Now preheat the oven to 450˚ F (232˚ C). Once the dough is finally risen (about double in size, 40-80 minutes later), it’s ready to go into the dutch oven, or if you're using bread pans or a normal pan they can just go right in. An older version of this recipe, and most traditional bread-making methods, involve putting the dough into an already heated dutch oven, but heirloom grains cook too quickly using this method and this will cause the exterior to harden and to stay low and dense. I’ve found it’s better for this recipe to put the pan into the oven along with the bread, which allows the yeast more time to rise while both heat up. But this increases the chance of sticking, so generously oil the bottom of the pan before you place the dough inside. You can also bake the bread on a cookie sheet over a piece of parchment paper, though the dutch oven helps the bread have a chewy crust. You can know if the dough is ready by slightly touching the exterior of the dough—if it bounces back quickly it’s not ready yet. If it bounces back slowly it’s ready to bake. If it doesn’t bounce back at all, you’ve over-proved it and can still bake but it will most likely deflate in the oven. After the dough is turned out into the pan, use the razor blade to slash one long gash into the top of the bread dough, then make another one exactly perpendicular to the first. This is not necessary at all and you can skip it if you don't want to do it. This just cuts the drier outer layer apart so that the inside can rise a little more and gives the loaf those nice crispy ears that are a hallmark of sourdough. The trick is to slice fairly quickly and with strength, or as Julia Child would say, "with the courage of your convictions." The bread will still turn out great if you don't have a razor blade or can't slice it right. Even the sharpest knife will catch on the dough— it can only be done with a razor blade so if you don't have one, don't worry about cutting it. 

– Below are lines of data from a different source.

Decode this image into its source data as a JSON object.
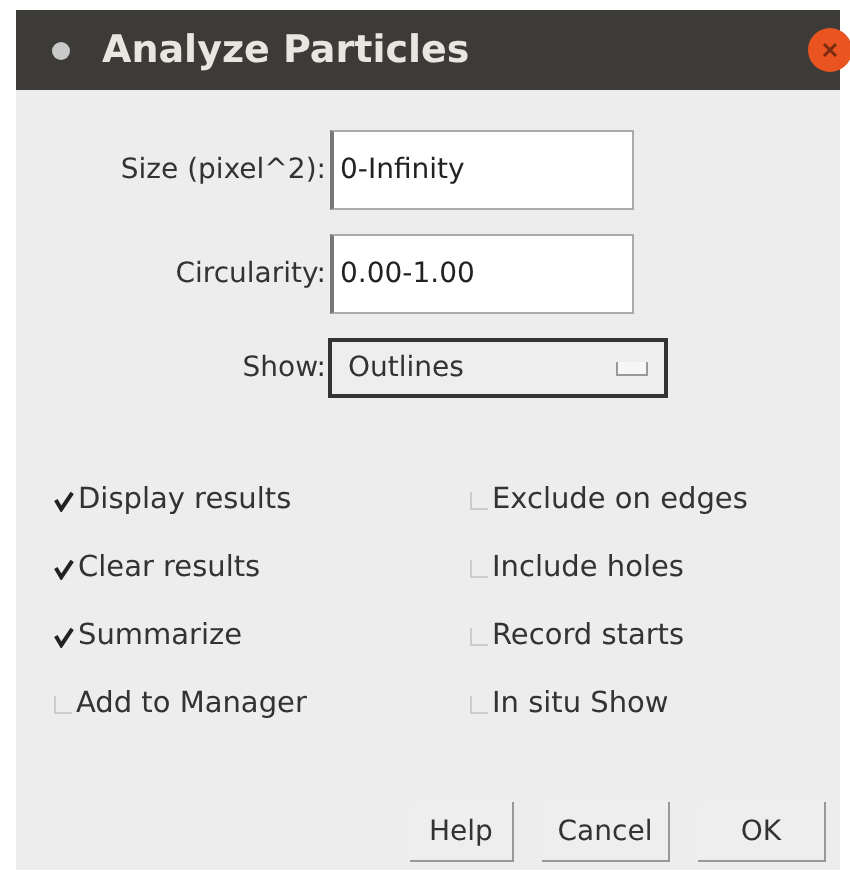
{
  "window": {
    "title": "Analyze Particles"
  },
  "fields": [
    {
      "label": "Size (pixel^2):",
      "value": "0-Infinity"
    },
    {
      "label": "Circularity:",
      "value": "0.00-1.00"
    }
  ],
  "show": {
    "label": "Show:",
    "value": "Outlines"
  },
  "checkboxes": [
    [
      {
        "label": "Display results",
        "checked": true
      },
      {
        "label": "Clear results",
        "checked": true
      },
      {
        "label": "Summarize",
        "checked": true
      },
      {
        "label": "Add to Manager",
        "checked": false
      }
    ],
    [
      {
        "label": "Exclude on edges",
        "checked": false
      },
      {
        "label": "Include holes",
        "checked": false
      },
      {
        "label": "Record starts",
        "checked": false
      },
      {
        "label": "In situ Show",
        "checked": false
      }
    ]
  ],
  "buttons": [
    "Help",
    "Cancel",
    "OK"
  ]
}
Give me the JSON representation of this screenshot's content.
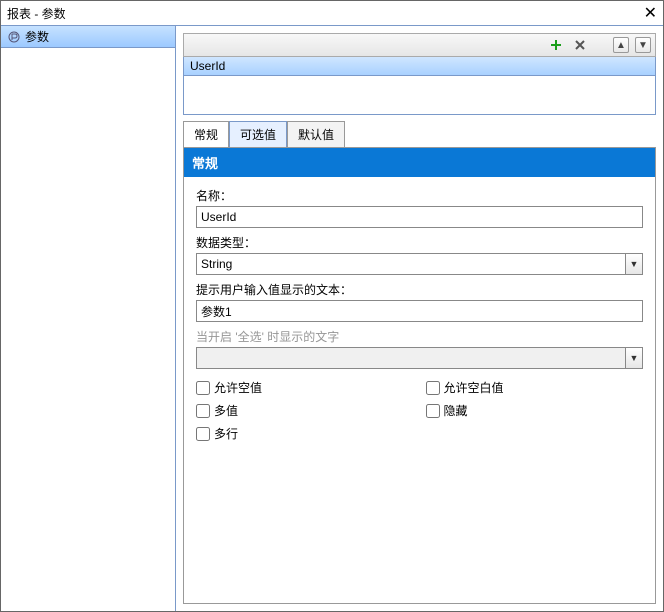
{
  "window": {
    "title": "报表 - 参数"
  },
  "left": {
    "rootLabel": "参数"
  },
  "toolbar": {
    "addTip": "+",
    "delTip": "×",
    "upTip": "▲",
    "downTip": "▼"
  },
  "paramList": {
    "items": [
      "UserId"
    ]
  },
  "tabs": {
    "general": "常规",
    "available": "可选值",
    "default": "默认值"
  },
  "section": {
    "generalHeader": "常规"
  },
  "form": {
    "nameLabel": "名称：",
    "nameValue": "UserId",
    "dataTypeLabel": "数据类型：",
    "dataTypeValue": "String",
    "promptLabel": "提示用户输入值显示的文本：",
    "promptValue": "参数1",
    "selectAllLabel": "当开启 '全选' 时显示的文字",
    "selectAllValue": ""
  },
  "checks": {
    "allowNull": "允许空值",
    "allowBlank": "允许空白值",
    "multiValue": "多值",
    "hidden": "隐藏",
    "multiLine": "多行"
  }
}
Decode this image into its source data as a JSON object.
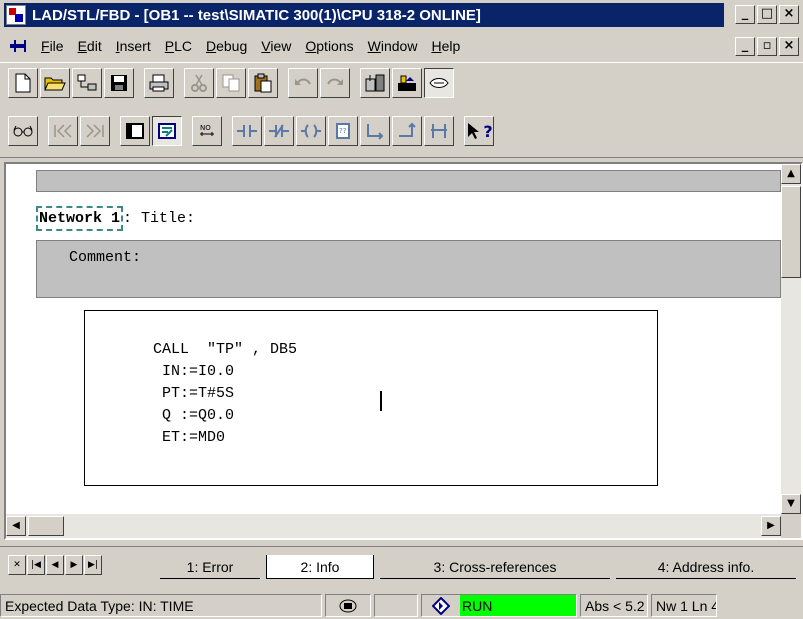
{
  "window": {
    "title": "LAD/STL/FBD  - [OB1 -- test\\SIMATIC 300(1)\\CPU 318-2  ONLINE]",
    "minimize": "_",
    "maximize": "□",
    "close": "×",
    "restore": "▫"
  },
  "menu": {
    "items": [
      {
        "u": "F",
        "rest": "ile"
      },
      {
        "u": "E",
        "rest": "dit"
      },
      {
        "u": "I",
        "rest": "nsert"
      },
      {
        "u": "P",
        "rest": "LC"
      },
      {
        "u": "D",
        "rest": "ebug"
      },
      {
        "u": "V",
        "rest": "iew"
      },
      {
        "u": "O",
        "rest": "ptions"
      },
      {
        "u": "W",
        "rest": "indow"
      },
      {
        "u": "H",
        "rest": "elp"
      }
    ]
  },
  "toolbar": {
    "row1": [
      "new-icon",
      "open-icon",
      "accessible-nodes-icon",
      "save-icon",
      "print-icon",
      "cut-icon",
      "copy-icon",
      "paste-icon",
      "undo-icon",
      "redo-icon",
      "download-icon",
      "upload-icon",
      "monitor-icon"
    ],
    "row2": [
      "glasses-icon",
      "previous-network-icon",
      "next-network-icon",
      "overview-icon",
      "program-elements-icon",
      "new-network-icon",
      "contact-no-icon",
      "contact-nc-icon",
      "coil-icon",
      "empty-box-icon",
      "branch-open-icon",
      "branch-close-icon",
      "branch-icon",
      "help-cursor-icon"
    ],
    "help_label": "?"
  },
  "editor": {
    "network_label": "Network 1",
    "network_title": ": Title:",
    "comment_label": "Comment:",
    "code": [
      "CALL  \"TP\" , DB5",
      " IN:=I0.0",
      " PT:=T#5S",
      " Q :=Q0.0",
      " ET:=MD0"
    ]
  },
  "tabs": [
    {
      "label": "1: Error",
      "active": false
    },
    {
      "label": "2: Info",
      "active": true
    },
    {
      "label": "3: Cross-references",
      "active": false
    },
    {
      "label": "4: Address info.",
      "active": false
    }
  ],
  "status": {
    "message": "Expected Data Type: IN: TIME",
    "run": "RUN",
    "run_color": "#00ff00",
    "abs": "Abs < 5.2",
    "nw": "Nw 1  Ln 4"
  }
}
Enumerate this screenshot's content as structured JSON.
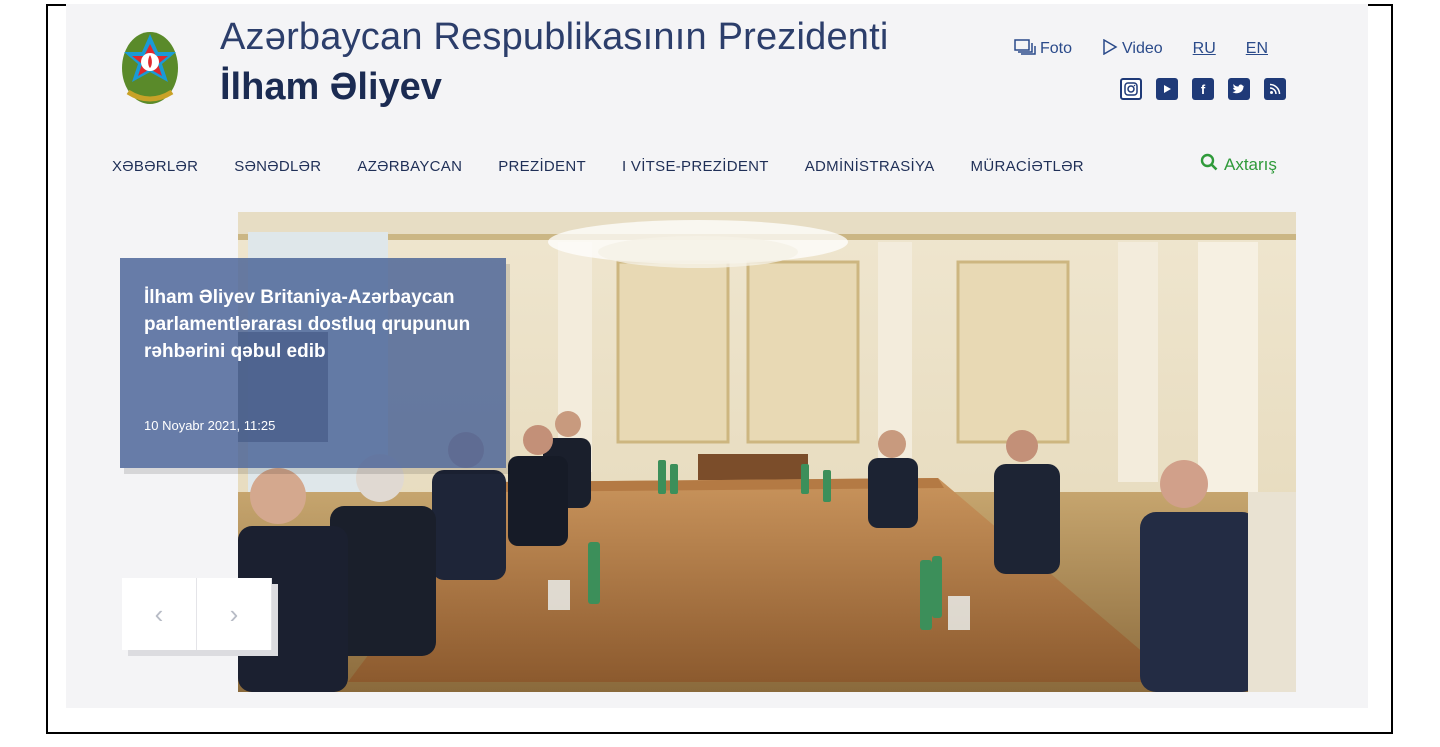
{
  "header": {
    "title_line1": "Azərbaycan Respublikasının Prezidenti",
    "title_line2": "İlham Əliyev"
  },
  "toplinks": [
    {
      "label": "Foto",
      "icon": "photo-stack-icon"
    },
    {
      "label": "Video",
      "icon": "play-icon"
    },
    {
      "label": "RU"
    },
    {
      "label": "EN"
    }
  ],
  "social": [
    "instagram-icon",
    "youtube-icon",
    "facebook-icon",
    "twitter-icon",
    "rss-icon"
  ],
  "nav": {
    "items": [
      "XƏBƏRLƏR",
      "SƏNƏDLƏR",
      "AZƏRBAYCAN",
      "PREZİDENT",
      "I VİTSE-PREZİDENT",
      "ADMİNİSTRASİYA",
      "MÜRACİƏTLƏR"
    ],
    "search_label": "Axtarış"
  },
  "hero": {
    "headline": "İlham Əliyev Britaniya-Azərbaycan parlamentlərarası dostluq qrupunun rəhbərini qəbul edib",
    "date": "10 Noyabr 2021, 11:25"
  },
  "slider": {
    "prev": "‹",
    "next": "›"
  },
  "colors": {
    "brand_blue": "#1f3a78",
    "search_green": "#2f9a3a",
    "caption_bg": "#4862968c"
  }
}
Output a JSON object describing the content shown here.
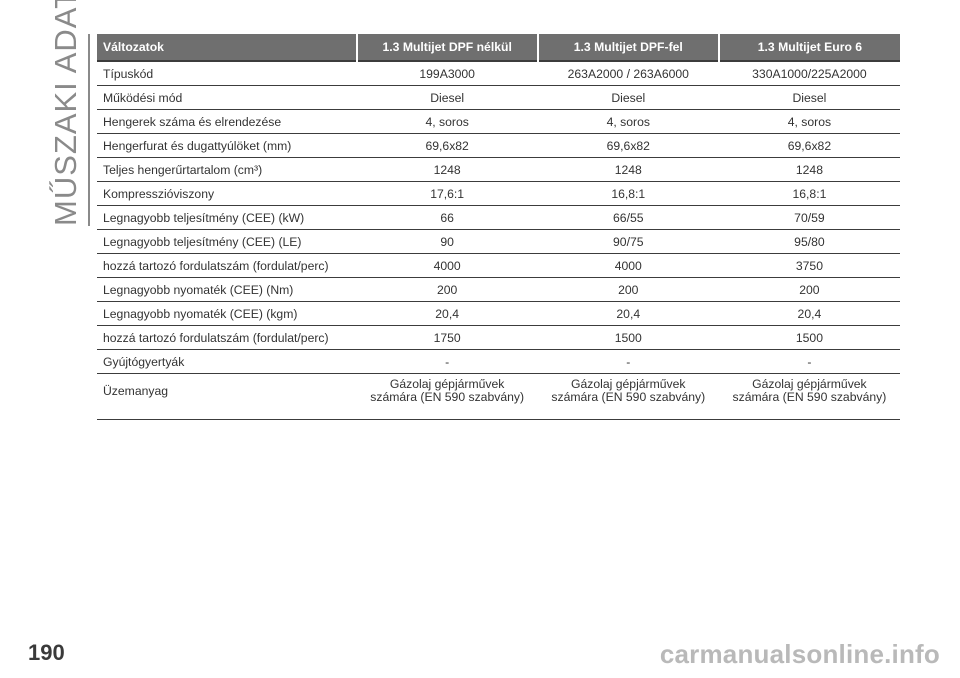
{
  "section_title": "MŰSZAKI ADATOK",
  "page_number": "190",
  "watermark": "carmanualsonline.info",
  "table": {
    "headers": [
      "Változatok",
      "1.3 Multijet DPF nélkül",
      "1.3 Multijet DPF-fel",
      "1.3 Multijet Euro 6"
    ],
    "rows": [
      [
        "Típuskód",
        "199A3000",
        "263A2000 / 263A6000",
        "330A1000/225A2000"
      ],
      [
        "Működési mód",
        "Diesel",
        "Diesel",
        "Diesel"
      ],
      [
        "Hengerek száma és elrendezése",
        "4, soros",
        "4, soros",
        "4, soros"
      ],
      [
        "Hengerfurat és dugattyúlöket (mm)",
        "69,6x82",
        "69,6x82",
        "69,6x82"
      ],
      [
        "Teljes hengerűrtartalom (cm³)",
        "1248",
        "1248",
        "1248"
      ],
      [
        "Kompresszióviszony",
        "17,6:1",
        "16,8:1",
        "16,8:1"
      ],
      [
        "Legnagyobb teljesítmény (CEE) (kW)",
        "66",
        "66/55",
        "70/59"
      ],
      [
        "Legnagyobb teljesítmény (CEE) (LE)",
        "90",
        "90/75",
        "95/80"
      ],
      [
        "hozzá tartozó fordulatszám (fordulat/perc)",
        "4000",
        "4000",
        "3750"
      ],
      [
        "Legnagyobb nyomaték (CEE) (Nm)",
        "200",
        "200",
        "200"
      ],
      [
        "Legnagyobb nyomaték (CEE) (kgm)",
        "20,4",
        "20,4",
        "20,4"
      ],
      [
        "hozzá tartozó fordulatszám (fordulat/perc)",
        "1750",
        "1500",
        "1500"
      ],
      [
        "Gyújtógyertyák",
        "-",
        "-",
        "-"
      ]
    ],
    "fuel_row": {
      "label": "Üzemanyag",
      "line1": [
        "Gázolaj gépjárművek",
        "Gázolaj gépjárművek",
        "Gázolaj gépjárművek"
      ],
      "line2": [
        "számára (EN 590 szabvány)",
        "számára (EN 590 szabvány)",
        "számára (EN 590 szabvány)"
      ]
    }
  }
}
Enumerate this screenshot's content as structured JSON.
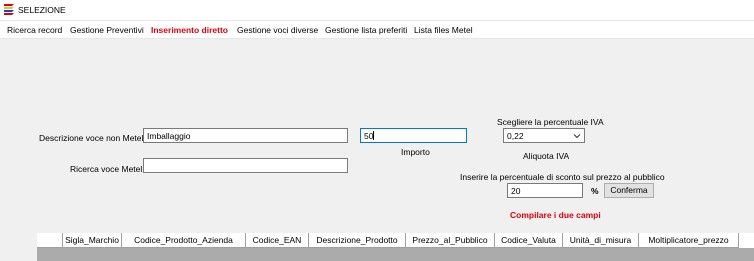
{
  "window": {
    "title": "SELEZIONE",
    "icon": "app-stripes-icon"
  },
  "menu": {
    "items": [
      {
        "label": "Ricerca record",
        "active": false
      },
      {
        "label": "Gestione Preventivi",
        "active": false
      },
      {
        "label": "Inserimento diretto",
        "active": true
      },
      {
        "label": "Gestione voci diverse",
        "active": false
      },
      {
        "label": "Gestione lista preferiti",
        "active": false
      },
      {
        "label": "Lista files Metel",
        "active": false
      }
    ]
  },
  "form": {
    "descrizione_label": "Descrizione voce non Metel",
    "descrizione_value": "Imballaggio",
    "importo_value": "50",
    "importo_label": "Importo",
    "ricerca_label": "Ricerca voce Metel",
    "ricerca_value": "",
    "iva_label": "Scegliere la percentuale IVA",
    "iva_selected": "0,22",
    "aliquota_label": "Aliquota IVA",
    "sconto_label": "Inserire la percentuale di sconto sul prezzo al pubblico",
    "sconto_value": "20",
    "percent_symbol": "%",
    "conferma_label": "Conferma",
    "warning": "Compilare i due campi"
  },
  "grid": {
    "columns": [
      "Sigla_Marchio",
      "Codice_Prodotto_Azienda",
      "Codice_EAN",
      "Descrizione_Prodotto",
      "Prezzo_al_Pubblico",
      "Codice_Valuta",
      "Unità_di_misura",
      "Moltiplicatore_prezzo"
    ]
  },
  "colors": {
    "accent_red": "#e0000f",
    "background": "#f0f0f0",
    "focus_border": "#0078d7"
  }
}
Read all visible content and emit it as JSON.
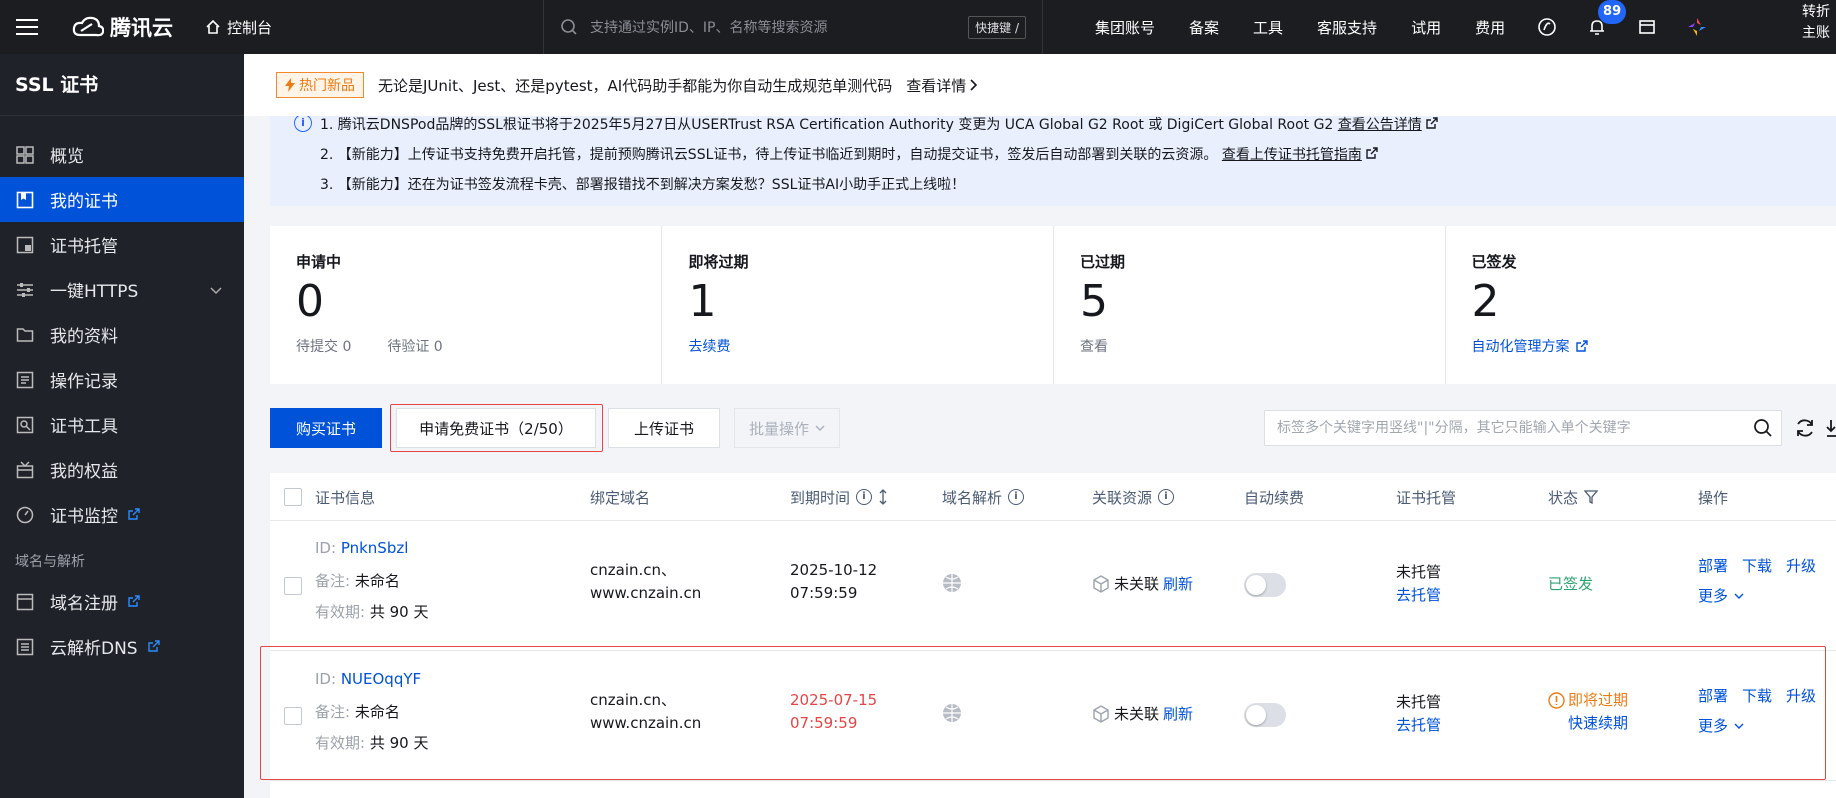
{
  "topbar": {
    "brand": "腾讯云",
    "console": "控制台",
    "search_placeholder": "支持通过实例ID、IP、名称等搜索资源",
    "shortcut": "快捷键 /",
    "nav": [
      "集团账号",
      "备案",
      "工具",
      "客服支持",
      "试用",
      "费用"
    ],
    "notification_count": "89",
    "account_line1": "转折",
    "account_line2": "主账"
  },
  "sidebar": {
    "title": "SSL 证书",
    "items": [
      {
        "label": "概览",
        "icon": "grid-icon"
      },
      {
        "label": "我的证书",
        "icon": "certificate-icon"
      },
      {
        "label": "证书托管",
        "icon": "hosting-icon"
      },
      {
        "label": "一键HTTPS",
        "icon": "sliders-icon"
      },
      {
        "label": "我的资料",
        "icon": "folder-icon"
      },
      {
        "label": "操作记录",
        "icon": "log-icon"
      },
      {
        "label": "证书工具",
        "icon": "tool-icon"
      },
      {
        "label": "我的权益",
        "icon": "gift-icon"
      },
      {
        "label": "证书监控",
        "icon": "monitor-icon"
      }
    ],
    "group_label": "域名与解析",
    "group_items": [
      {
        "label": "域名注册",
        "icon": "domain-icon"
      },
      {
        "label": "云解析DNS",
        "icon": "dns-icon"
      }
    ]
  },
  "promo": {
    "tag": "热门新品",
    "text": "无论是JUnit、Jest、还是pytest，AI代码助手都能为你自动生成规范单测代码",
    "link": "查看详情"
  },
  "notice": {
    "line1": "1. 腾讯云DNSPod品牌的SSL根证书将于2025年5月27日从USERTrust RSA Certification Authority 变更为 UCA Global G2 Root 或 DigiCert Global Root G2",
    "line1_link": "查看公告详情",
    "line2": "2. 【新能力】上传证书支持免费开启托管，提前预购腾讯云SSL证书，待上传证书临近到期时，自动提交证书，签发后自动部署到关联的云资源。",
    "line2_link": "查看上传证书托管指南",
    "line3": "3. 【新能力】还在为证书签发流程卡壳、部署报错找不到解决方案发愁？SSL证书AI小助手正式上线啦！"
  },
  "stats": [
    {
      "label": "申请中",
      "value": "0",
      "sub1": "待提交 0",
      "sub2": "待验证 0"
    },
    {
      "label": "即将过期",
      "value": "1",
      "link": "去续费"
    },
    {
      "label": "已过期",
      "value": "5",
      "link": "查看"
    },
    {
      "label": "已签发",
      "value": "2",
      "link": "自动化管理方案"
    }
  ],
  "toolbar": {
    "buy": "购买证书",
    "apply_free": "申请免费证书（2/50）",
    "upload": "上传证书",
    "batch": "批量操作",
    "search_placeholder": "标签多个关键字用竖线\"|\"分隔，其它只能输入单个关键字"
  },
  "table": {
    "headers": [
      "证书信息",
      "绑定域名",
      "到期时间",
      "域名解析",
      "关联资源",
      "自动续费",
      "证书托管",
      "状态",
      "操作"
    ],
    "id_label": "ID:",
    "remark_label": "备注:",
    "validity_label": "有效期:",
    "rows": [
      {
        "id": "PnknSbzl",
        "remark": "未命名",
        "validity": "共 90 天",
        "domain1": "cnzain.cn、",
        "domain2": "www.cnzain.cn",
        "expire_date": "2025-10-12",
        "expire_time": "07:59:59",
        "resource": "未关联",
        "refresh": "刷新",
        "hosting": "未托管",
        "hosting_link": "去托管",
        "status": "已签发",
        "actions": [
          "部署",
          "下载",
          "升级"
        ],
        "more": "更多"
      },
      {
        "id": "NUEOqqYF",
        "remark": "未命名",
        "validity": "共 90 天",
        "domain1": "cnzain.cn、",
        "domain2": "www.cnzain.cn",
        "expire_date": "2025-07-15",
        "expire_time": "07:59:59",
        "resource": "未关联",
        "refresh": "刷新",
        "hosting": "未托管",
        "hosting_link": "去托管",
        "status": "即将过期",
        "status_link": "快速续期",
        "actions": [
          "部署",
          "下载",
          "升级"
        ],
        "more": "更多"
      }
    ]
  },
  "colors": {
    "brand_blue": "#0052d9",
    "topbar_bg": "#1b1d21",
    "sidebar_bg": "#1f2228",
    "highlight_red": "#e54545",
    "success_green": "#2ba471",
    "warning_orange": "#ed7b14"
  }
}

Now pop the bread, dutch oven, or whatever into the oven, replacing the lid if there is one. If you are using a dutch oven it cooks in there for about 35-45 minutes until it’s a nice deep golden brown (smaller loaves need less time). If using pans bake for 30 minutes or until it turns golden brown. Once this has been achieved and your home filled with the scent of fresh baked bread, remove from oven and place on a cooling rack or a dry, clean part of the kitchen. As tempting as it is, DO NOT slice open for at least 15-20 FULL MINUTES. If you do open the bread before that time the steam will rapidly condense onto the interior and turn it soggy. Afterward you can open up that baby and slather it with grass fed butter and chow down to your heart's content. If you prefer a more sour-tasting sourdough, put the dough in the fridge overnight (8 hours) for the final proofing (the state before preheating the oven) and bake the next morning instead. If you prefer a less sour dough you can skip the two-hour resting phase in the beginning, getting the bread in the oven sooner.